Eu não vou enganar ninguém, não. Não necessariamente escolher não ter filhos vai tornar sua vida mais fácil – pode ser até “mais simples”, mas se eu disser que é fácil passar raiva com gente sem noção eu estarei mentindo. Na nossa sociedade, não ter filhos não é nem um pouco fácil. Se você já fez essa opção, sabe do que estou falando; se ainda está se decidindo, esteja preparada (o): você vai ser questionado e criticado todos os dias por esta escolha. Não vou ser hipócrita. É por isso que, infelizmente, muitas pessoas acabam sucumbindo à pressão.

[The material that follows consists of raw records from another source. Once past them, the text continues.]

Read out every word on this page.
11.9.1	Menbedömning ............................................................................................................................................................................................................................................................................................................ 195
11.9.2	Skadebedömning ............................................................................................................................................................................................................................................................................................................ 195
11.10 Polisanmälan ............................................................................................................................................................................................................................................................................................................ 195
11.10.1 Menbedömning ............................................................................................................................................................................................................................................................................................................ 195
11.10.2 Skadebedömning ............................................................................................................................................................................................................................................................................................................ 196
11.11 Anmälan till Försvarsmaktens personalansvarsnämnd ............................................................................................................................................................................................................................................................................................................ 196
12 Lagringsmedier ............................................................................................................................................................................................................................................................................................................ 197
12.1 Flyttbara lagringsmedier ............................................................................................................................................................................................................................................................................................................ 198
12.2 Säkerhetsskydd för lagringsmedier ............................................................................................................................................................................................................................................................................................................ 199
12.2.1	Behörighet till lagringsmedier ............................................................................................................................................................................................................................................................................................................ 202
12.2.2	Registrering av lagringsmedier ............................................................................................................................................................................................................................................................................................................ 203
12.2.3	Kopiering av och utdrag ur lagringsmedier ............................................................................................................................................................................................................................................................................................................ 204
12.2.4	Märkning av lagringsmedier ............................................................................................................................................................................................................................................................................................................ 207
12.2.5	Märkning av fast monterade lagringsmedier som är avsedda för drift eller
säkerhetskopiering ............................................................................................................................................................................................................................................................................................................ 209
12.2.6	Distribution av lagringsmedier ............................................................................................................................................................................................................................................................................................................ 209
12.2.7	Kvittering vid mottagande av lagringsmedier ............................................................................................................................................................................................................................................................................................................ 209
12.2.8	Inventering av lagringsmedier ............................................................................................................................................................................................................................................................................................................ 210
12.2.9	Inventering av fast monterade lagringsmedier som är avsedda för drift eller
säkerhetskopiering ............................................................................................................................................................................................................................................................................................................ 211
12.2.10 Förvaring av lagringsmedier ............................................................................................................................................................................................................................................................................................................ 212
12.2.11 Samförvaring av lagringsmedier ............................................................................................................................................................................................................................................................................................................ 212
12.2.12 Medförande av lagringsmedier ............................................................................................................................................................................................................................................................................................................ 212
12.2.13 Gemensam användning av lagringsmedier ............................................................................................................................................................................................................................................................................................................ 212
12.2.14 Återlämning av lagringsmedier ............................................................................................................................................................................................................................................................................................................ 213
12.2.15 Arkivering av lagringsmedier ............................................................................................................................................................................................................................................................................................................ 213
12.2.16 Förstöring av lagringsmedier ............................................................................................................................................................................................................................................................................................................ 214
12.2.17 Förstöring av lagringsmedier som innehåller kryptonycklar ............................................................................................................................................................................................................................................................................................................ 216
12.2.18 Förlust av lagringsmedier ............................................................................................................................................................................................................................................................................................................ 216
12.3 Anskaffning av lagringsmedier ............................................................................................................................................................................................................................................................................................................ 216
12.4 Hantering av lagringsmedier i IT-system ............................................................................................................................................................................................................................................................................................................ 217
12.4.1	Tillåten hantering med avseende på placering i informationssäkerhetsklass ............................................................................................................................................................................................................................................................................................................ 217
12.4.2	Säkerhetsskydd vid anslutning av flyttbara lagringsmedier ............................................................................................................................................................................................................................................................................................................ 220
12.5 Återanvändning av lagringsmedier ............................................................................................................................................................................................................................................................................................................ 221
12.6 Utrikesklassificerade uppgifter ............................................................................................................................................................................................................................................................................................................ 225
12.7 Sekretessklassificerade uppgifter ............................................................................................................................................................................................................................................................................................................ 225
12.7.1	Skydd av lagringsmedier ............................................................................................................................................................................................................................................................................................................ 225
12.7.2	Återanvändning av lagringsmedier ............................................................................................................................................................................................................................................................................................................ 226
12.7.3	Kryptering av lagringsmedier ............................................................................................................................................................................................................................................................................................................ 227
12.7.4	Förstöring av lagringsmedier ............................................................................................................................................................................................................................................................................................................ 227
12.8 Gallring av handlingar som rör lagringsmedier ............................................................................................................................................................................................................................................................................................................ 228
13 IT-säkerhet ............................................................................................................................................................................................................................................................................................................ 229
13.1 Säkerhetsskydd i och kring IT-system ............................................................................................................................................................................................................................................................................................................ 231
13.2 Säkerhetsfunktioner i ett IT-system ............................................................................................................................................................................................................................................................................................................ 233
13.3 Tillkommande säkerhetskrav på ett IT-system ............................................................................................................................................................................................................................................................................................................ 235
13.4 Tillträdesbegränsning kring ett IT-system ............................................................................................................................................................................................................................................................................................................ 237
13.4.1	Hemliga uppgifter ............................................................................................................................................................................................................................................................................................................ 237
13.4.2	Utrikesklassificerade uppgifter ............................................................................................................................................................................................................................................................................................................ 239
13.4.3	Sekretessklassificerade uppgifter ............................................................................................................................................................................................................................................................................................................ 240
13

Nesta sociedade de merda patriarcal, ser a gente mesmo é um ato de rebeldia. É preciso ter muita coragem para optar por uma vida não normativa (é como andar na contramão de uma via movimentada). Em algum momento, temos que “sair do armário” e nos revelarmos para a família e amigos. É como se fôssemos os novos homossexuais – guardadas as devidas proporções, claro (já que não corrermos o risco de sermos espancados na rua).
Não é fácil ter que se justificar o tempo todo e não ser levado a sério, ouvir dizer que “é uma fase” e “você é muito nova(o), vai mudar de ideia”. Não é fácil sentir o olhar de desprezo ou pena, como se fôssemos vítimas de alguma deficiência física ou mental. Não é fácil quando nos perguntam se é por algum problema de saúde (como se fosse impossível desejar não ter filhos de verdade, a não ser por uma enfermidade). Não é fácil ser visto como esquisito, doente, frio mesquinho. Não é fácil acharem que você é uma bruxa que come crianças com batata no jantar.
Se você estiver pensando em nunca ter filhos, precisa estar preparado psicologicamente para lidar com todo tipo de julgamento e esteriótipos. Precisa aprender a não se importar com o que os outros pensam. Precisa entender que o que os outros falam diz muito mais sobre eles do que sobre você (ou os motivos que te levaram a essa escolha).
Vão dizer que você é egoísta, que você nunca vai conhecer o verdadeiro amor e que você vai morrer triste e sozinha(o)… vão te dizer muitas atrocidades e despejar um caminhão de merda mentiras sobre você. Mas a sua verdade deve prevalecer, afinal de contas, ela só diz respeito a você. Ninguém tem nada a ver com sua vida.
Meu conselho é que você se conheça e entenda os motivos que a(o) levaram a optar por não ter filhos, e tome sua decisão de forma consciente – só assim você fará disso uma escolha de verdade: racional, e não emocional. A partir do momento que você se conhecer melhor, vai conhecer melhor suas razões. Eu garanto que assim ficará muito mais fácil rebater as críticas, conviver com os julgamentos, os questionamentos e as dúvidas dos outros quanto à sua idoneidade.
Eu sempre ouvi que “toda escolha envolve uma renúncia”. Às vezes, uma pessoa que escolhe não ter filhos renuncia à sua privacidade (eu já me vi dando justificativas a completos estranhos acerca desse tema), mas uma pessoa que escolhe tê-los, muitas vezes, renuncia a si mesma (metaforicamente, muito já se fala da morte da mulher para o nascimento da mãe).
Mas se este é o preço da minha liberdade, eu pago o que a vida está me cobrando (com juros e correção), pois não só renunciei ao meu direito à privacidade, como ainda publicizei minha opção para fomentar este debate tão necessário. Como já disse antes: isso já não é mais sobre mim, é sobre uma legião de pessoas que precisam de acolhimento por terem passado a vida inteira se sentindo verdadeiros ETs!
Perfeito! Estou nessa de decidir, pois estou com 37 e a pressão é grande! Nunca tive muita vontade de ser mãe, me identifiquei com seus textos. Tem muita gente chata dando pitaco, mas só a gente deve decidir isso.